Le risposte di Draghi alla stampa delineano il profilo netto di chi non teme di prendere posizione. Quando afferma che il credito d’imposta del 110 per cento sui lavori edilizi comporta un evidente incentivo a spendere di più, tanto paga Pantalone, dice l’ovvio, ma sconcerta chi quei provvedimenti ha voluto e ora ne pretende l’indiscriminata estensione: un vero regalo a chi non ne ha bisogno, a spese di chi di bisogni ne ha.

La  risposta ha un preciso significato politico, che sfugge a chi intona peana al ruolo prioritario della politica. Essa mostra anche il (doveroso) rispetto per le forze parlamentari, al cui volere Draghi s’è dovuto arrendere.

Avrebbe potuto dimettersi, dicono, ma la risposta è che sarebbe stato irresponsabile; per gli stessi, avrebbe almeno dovuto “vedere” il bluff minacciando le dimissioni, ma Draghi è uno di quegli italiani (eh sì, esistono) che le dimissioni le danno, non le minacciano. Anche sugli sgravi fiscali che favorirebbero i più ricchi, Draghi non ha polemizzato, ricordando che, in percentuale sui redditi, hanno avuto di più quelli minori.

Guardando all’Europa

Ci sono grandi opportunità per l’Unione europea e per l’eurozona se va bene, ma anche grandi rischi; l’ago della bilancia per molti temi è a Roma. Si inizia a parlare seriamente di ampliare l’ambito delle decisioni a maggioranza anche in politica estera, ponendo fine al diritto di veto d’ogni stato membro e al conseguente stallo decisionale, fin qui sbloccato solo dalle mediazioni al ribasso dell’ex cancelliera tedesca.

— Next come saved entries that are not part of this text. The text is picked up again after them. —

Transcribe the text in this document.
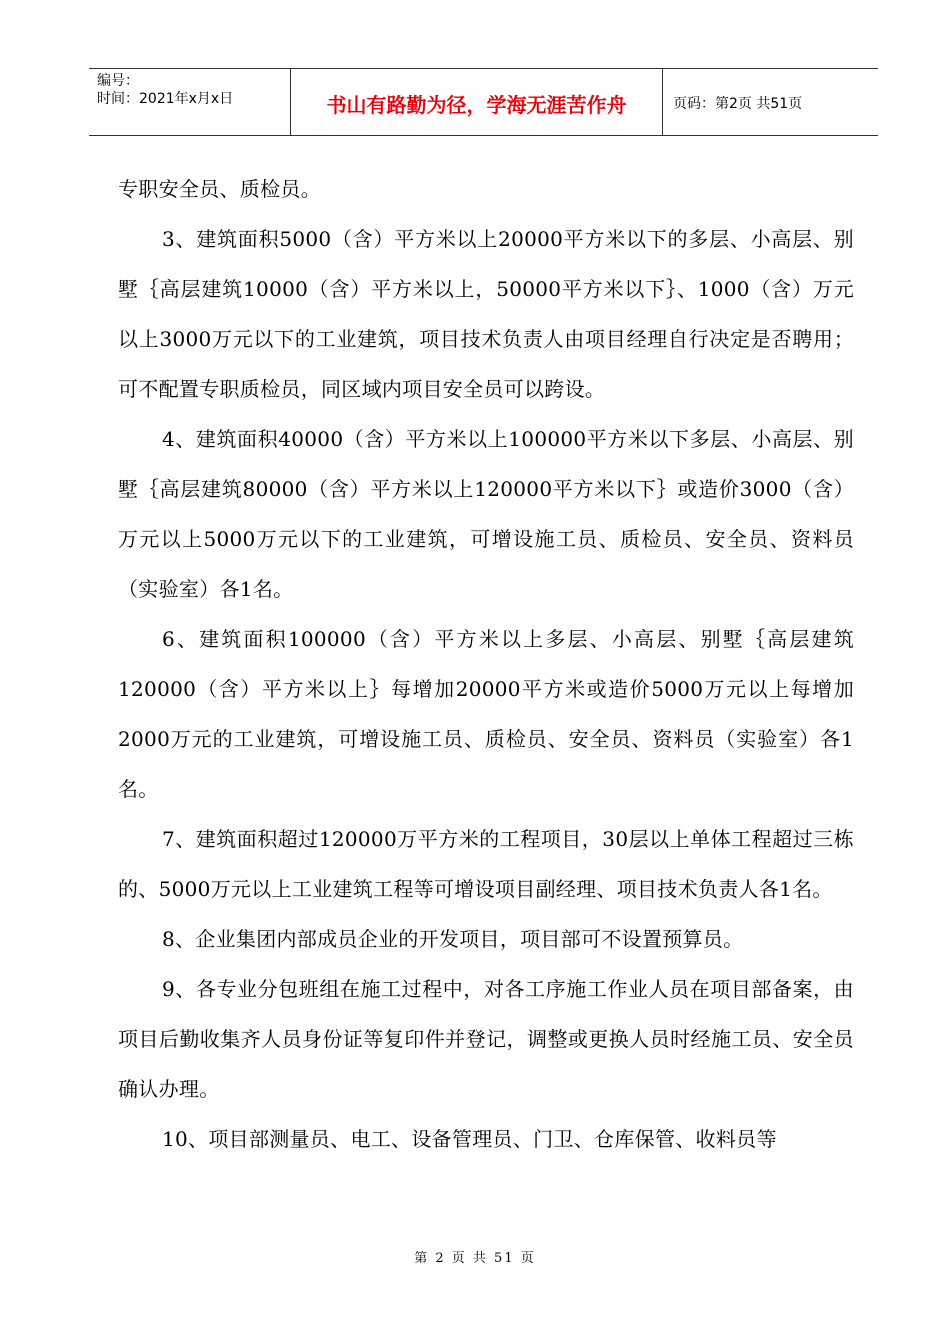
编号：
时间：2021年x月x日	书山有路勤为径，学海无涯苦作舟	页码：第2页 共51页

专职安全员、质检员。

3、建筑面积5000（含）平方米以上20000平方米以下的多层、小高层、别墅｛高层建筑10000（含）平方米以上，50000平方米以下｝、1000（含）万元以上3000万元以下的工业建筑，项目技术负责人由项目经理自行决定是否聘用；可不配置专职质检员，同区域内项目安全员可以跨设。

4、建筑面积40000（含）平方米以上100000平方米以下多层、小高层、别墅｛高层建筑80000（含）平方米以上120000平方米以下｝或造价3000（含）万元以上5000万元以下的工业建筑，可增设施工员、质检员、安全员、资料员（实验室）各1名。

6、建筑面积100000（含）平方米以上多层、小高层、别墅｛高层建筑120000（含）平方米以上｝每增加20000平方米或造价5000万元以上每增加2000万元的工业建筑，可增设施工员、质检员、安全员、资料员（实验室）各1名。

7、建筑面积超过120000万平方米的工程项目，30层以上单体工程超过三栋的、5000万元以上工业建筑工程等可增设项目副经理、项目技术负责人各1名。

8、企业集团内部成员企业的开发项目，项目部可不设置预算员。

9、各专业分包班组在施工过程中，对各工序施工作业人员在项目部备案，由项目后勤收集齐人员身份证等复印件并登记，调整或更换人员时经施工员、安全员确认办理。

10、项目部测量员、电工、设备管理员、门卫、仓库保管、收料员等

第 2 页 共 51 页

Diviene probabile che la riscrittura del patto di stabilità e crescita ne modifichi radicalmente l’impianto, per affrontare le enormi trasformazioni richieste dal Next Generation Eu; anche il nuovo governo olandese sarà meno “frugale”. Siamo a un tornante storico, dobbiamo darci, per quanto possibile in democrazia, un assetto non volatile.

Se Draghi sarà presidente, a parte gli incubi procedurali (si dimetterà nelle proprie mani?), ci si domanda a chi chiederà di formare il governo, e quanto è probabile che la persona scelta abbia la fiducia del parlamento, mantenendola fino a primavera 2023. Se si prefigura un assetto prevedibile e adeguato, che escluda le elezioni anticipate, Draghi ha forti probabilità.

Il patto

In un’Italia che solo la nostalgia della lontana gioventù induce alcuni a rimpiangere, il garbuglio sarebbe stato sciolto in negoziati segreti, tormentati, in cui balenavano anche armi politiche improprie, ma alla fine sarebbe emersa una soluzione condivisa.

Nell’era delle dirette Facebook e dello streaming, inaugurata vergognosamente nel 2013 dal Movimento 5 stelle ai danni di Pierluigi Bersani, tornare a quei modi sarebbe impossibile. Alla democrazia giova la luce del sole, ma se è troppo forte acceca.

Solo un ampio patto fra forze parlamentari può mandare, alla presidenza della Repubblica e al governo, le persone più adatte, e fra loro compatibili. I partiti possono lavorare - in modo aperto fra loro, ma riservato verso l’esterno - per trovare il binomio adatto ad attrezzare l’Italia alle sfide che ci attendono; lo ha ben detto Enrico Letta. Se per i partiti Draghi al Quirinale va bene, concordino chi può fare il premier; altrimenti estraggano due conigli dal cilindro.

Darsi una stabilità di fondo non vuol dire relegare nell’ombra il dissenso, sempre vitale alla democrazia. Se la politica vuol marcare il territorio, è questo il modo di farlo, irrobustendo un paese dalle tante fragilità che, lasciate a se stesse, farebbero deragliare il progetto europeo.

Su questa strada il primo ostacolo è la conflittualità interna ai partiti. Interessa però anche ai maggiori togliere il pallino alle volatili micro formazioni, aspiranti a fare le mosche cocchiere. Senza questo patto però partirà un flipper imprevedibile. Gli inglesi lo chiamano game of chicken; il pollo sarebbe, con l’Italia, l’Europa tutta.

Draghi ha anche definito con garbo il suo profilo politico. Avercelo è necessario nel ruolo, lo mostra la serie storica dei presidenti, il che non ha impedito a molti di loro di rappresentare degnamente l’unità nazionale.